When publisher Ray Palmer decided to publish some of Shaver’s writings in his fledgling magazine “Amazing Stories,” a new era in paranormal writing began. Shaver’s mysterious underground voices struck a nerve in readers and more than doubled the circulation for Palmer’s magazine. But by the 1960s, interest in Shaver had begun to fade, and it was left to believers like Mary J. Martin to take up the task of keeping the subject alive and relevant.

Martin started a newsletter called “The Hollow Hassle,” which ran for several years off and on, finally petering out completely in the mid-1980s. Martin’s newsletter featured the writings of well-known Hollow Earth believers like Charles A. Marcoux and his wife Lorene, “TAL” LeVesque, and Bruce Walton, who now goes by the name Branton.
 In the new book’s introduction, Martin said it would inevitably be a “hassle” to prove the group’s beliefs, thus the newsletter’s title.

Along with journalist Tim R. Swartz, Martin has recently compiled a “Best Of” collection of articles and essays from the newsletter that provides an excellent history of this grassroots newsletter approach to the mysteries Richard Shaver helped introduce to the world. Many of the writers here differ with Shaver in some respects. For example, George Wight and Charles Marcoux argue that the Hollow Earth is the real location of the Garden of Eden and that Adam and Eve were cast out of a paradise that still exists below our feet. The two men claim to have met creatures nine feet tall with gray skin who live in a Utopian world untouched by the dangerous rays of the sun.

The original pioneer, Richard Shaver himself, contributes a fascinating chapter in which he argues that UFOs really come from the Hollow Earth and not from outer space. Shaver puts forth the disconcerting notion that the scariest thing about UFOs is how the mainstream simply doesn’t believe in their existence. He argues that that disbelief is pre-intended by the aliens and compares it to the soporific a mosquito injects before it bites. The aliens, according to Shaver, use a device called a “TELAUG,” short for telepathic augmentive device, which permits the aliens to read and direct human thoughts. He blames the TELAUG for the Kennedy and King assassinations, and claims the device also prevents the UFOs from being exposed to human scrutiny and will lead eventually to a total mental enslavement of mankind at the hands of the subterranean fiends. The ships were originally built with human labor eons ago, but were forced to go underground after the Great Deluge. Again, Shaver despairs of ever being believed, and thus we are powerless to prevent whatever dark plans have been drawn against us.

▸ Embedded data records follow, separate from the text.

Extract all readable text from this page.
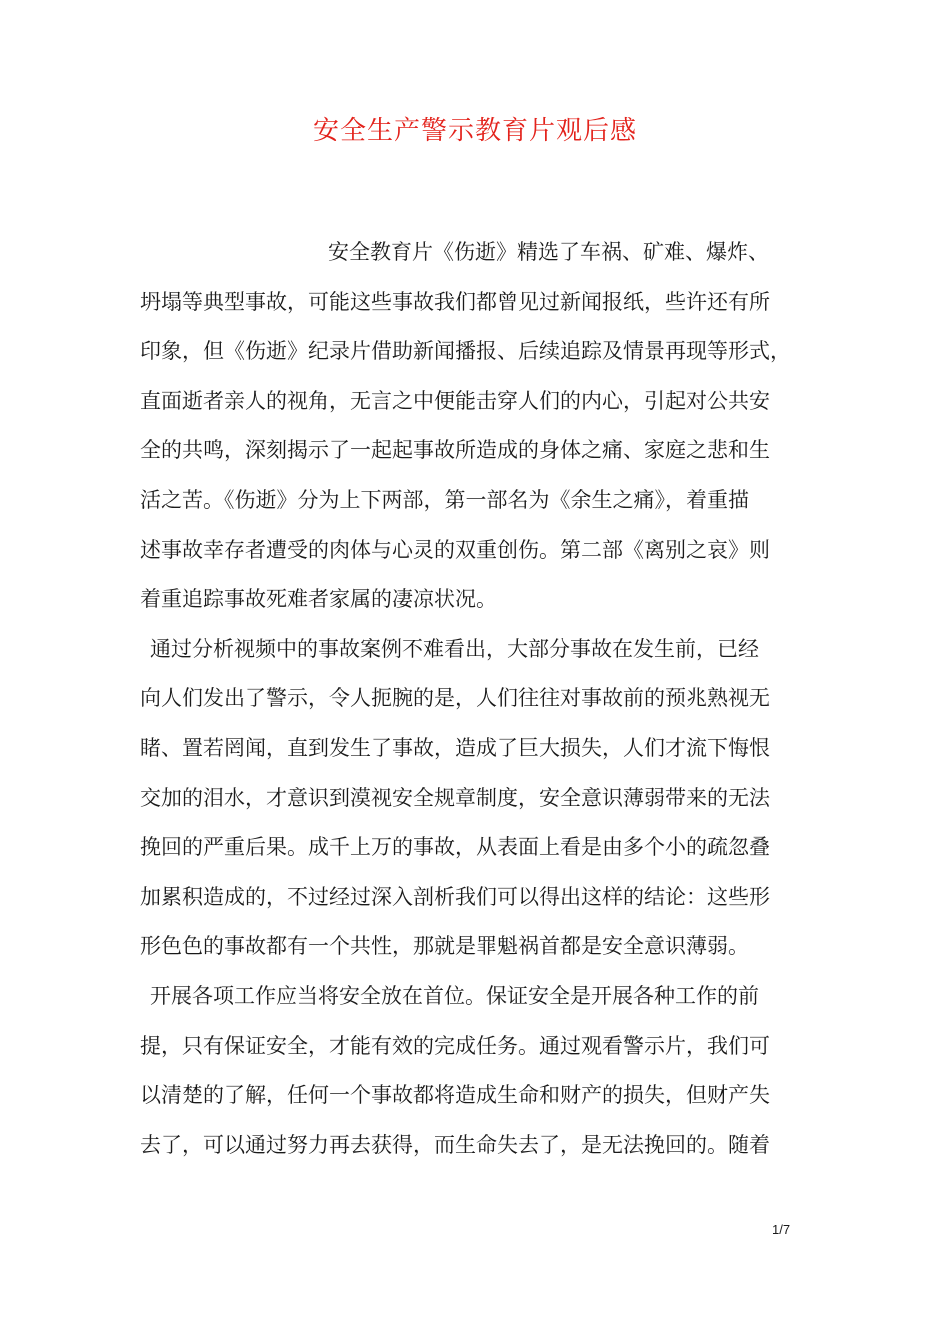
安全生产警示教育片观后感

安全教育片《伤逝》精选了车祸、矿难、爆炸、

坍塌等典型事故，可能这些事故我们都曾见过新闻报纸，些许还有所

印象，但《伤逝》纪录片借助新闻播报、后续追踪及情景再现等形式，

直面逝者亲人的视角，无言之中便能击穿人们的内心，引起对公共安

全的共鸣，深刻揭示了一起起事故所造成的身体之痛、家庭之悲和生

活之苦。《伤逝》分为上下两部，第一部名为《余生之痛》，着重描

述事故幸存者遭受的肉体与心灵的双重创伤。第二部《离别之哀》则

着重追踪事故死难者家属的凄凉状况。

通过分析视频中的事故案例不难看出，大部分事故在发生前，已经

向人们发出了警示，令人扼腕的是，人们往往对事故前的预兆熟视无

睹、置若罔闻，直到发生了事故，造成了巨大损失，人们才流下悔恨

交加的泪水，才意识到漠视安全规章制度，安全意识薄弱带来的无法

挽回的严重后果。成千上万的事故，从表面上看是由多个小的疏忽叠

加累积造成的，不过经过深入剖析我们可以得出这样的结论：这些形

形色色的事故都有一个共性，那就是罪魁祸首都是安全意识薄弱。

开展各项工作应当将安全放在首位。保证安全是开展各种工作的前

提，只有保证安全，才能有效的完成任务。通过观看警示片，我们可

以清楚的了解，任何一个事故都将造成生命和财产的损失，但财产失

去了，可以通过努力再去获得，而生命失去了，是无法挽回的。随着

1/7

“The Best of the Hollow Earth Hassle” also contains some of the original cover art published by Mary Martin, and the images of demons and bewitching she-devils and mythic monsters are eye-catching, as is a section of photographs of some of the main players in the newsletter’s history. A concluding section of letters to and from the editor helps to add a comforting personal angle to the extreme strangeness of the preceding material, though the stories the readers share demonstrate a good deal of bizarre contact with the unknown in their own right.

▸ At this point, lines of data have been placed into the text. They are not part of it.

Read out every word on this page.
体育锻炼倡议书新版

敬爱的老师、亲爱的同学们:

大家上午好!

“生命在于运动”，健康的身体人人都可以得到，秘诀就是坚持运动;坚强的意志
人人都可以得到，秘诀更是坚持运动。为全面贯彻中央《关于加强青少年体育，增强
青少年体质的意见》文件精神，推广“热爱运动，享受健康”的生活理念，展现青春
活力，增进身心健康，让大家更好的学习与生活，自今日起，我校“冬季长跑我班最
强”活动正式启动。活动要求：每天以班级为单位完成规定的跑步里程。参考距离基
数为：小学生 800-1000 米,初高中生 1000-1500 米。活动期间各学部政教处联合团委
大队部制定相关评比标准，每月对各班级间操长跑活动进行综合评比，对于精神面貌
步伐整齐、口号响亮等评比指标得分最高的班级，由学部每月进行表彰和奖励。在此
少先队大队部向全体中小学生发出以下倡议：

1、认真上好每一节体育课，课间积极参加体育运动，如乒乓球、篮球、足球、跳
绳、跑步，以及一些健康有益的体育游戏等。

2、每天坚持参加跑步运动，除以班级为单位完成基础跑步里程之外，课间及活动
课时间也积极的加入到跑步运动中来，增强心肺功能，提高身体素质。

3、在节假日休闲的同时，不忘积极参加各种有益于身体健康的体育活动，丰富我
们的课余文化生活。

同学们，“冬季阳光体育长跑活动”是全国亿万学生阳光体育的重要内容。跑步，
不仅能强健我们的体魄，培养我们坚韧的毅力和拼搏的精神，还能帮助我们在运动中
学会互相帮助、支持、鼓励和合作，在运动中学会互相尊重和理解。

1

Interest in the Shaver Mysteries cuts across many demographic lines and draws a vast assortment of seekers into its weird vortex. Perhaps its appeal lies in the notion that our suffering must have a name, an enemy we can identify and struggle against. In those terms, Shaver’s dero is as reasonable a paradigm as any other for the evil we are forced to do battle with.

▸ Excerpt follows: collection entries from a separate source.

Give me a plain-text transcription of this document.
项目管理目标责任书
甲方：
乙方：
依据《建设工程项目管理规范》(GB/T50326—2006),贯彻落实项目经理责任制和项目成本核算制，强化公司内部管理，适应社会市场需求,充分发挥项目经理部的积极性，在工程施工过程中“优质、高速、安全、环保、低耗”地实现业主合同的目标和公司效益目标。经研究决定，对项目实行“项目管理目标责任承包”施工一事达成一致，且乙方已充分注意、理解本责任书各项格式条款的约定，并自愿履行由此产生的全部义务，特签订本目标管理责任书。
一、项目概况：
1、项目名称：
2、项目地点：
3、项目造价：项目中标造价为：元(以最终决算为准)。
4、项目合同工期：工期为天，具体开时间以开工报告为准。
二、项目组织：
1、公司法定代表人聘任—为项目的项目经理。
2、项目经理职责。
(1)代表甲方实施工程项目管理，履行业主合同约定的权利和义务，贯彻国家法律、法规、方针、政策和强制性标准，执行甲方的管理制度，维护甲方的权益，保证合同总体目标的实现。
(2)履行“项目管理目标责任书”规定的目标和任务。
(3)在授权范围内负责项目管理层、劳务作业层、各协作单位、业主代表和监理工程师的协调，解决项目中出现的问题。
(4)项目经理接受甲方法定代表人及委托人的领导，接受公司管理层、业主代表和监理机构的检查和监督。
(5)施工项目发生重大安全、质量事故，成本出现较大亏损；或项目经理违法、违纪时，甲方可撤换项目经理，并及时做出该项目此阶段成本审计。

Whether there are monsters or angels down there (Shaver would later claim that there were both good and evil creatures pitched in eternal combat in the underworld, with the two races doing their utmost to influence life on the surface), the fact remains that a community of believers can band together to create a meaningful testimony to a moment in time and to a shared vision of a fleeting but still primal truth about ourselves and our place in the scheme of things, whether paranormal or utterly prosaic.

The struggle of mankind to overcome the lower demons of our nature and to celebrate what is good in us is what “The Hollow Hassle” is really ultimately about.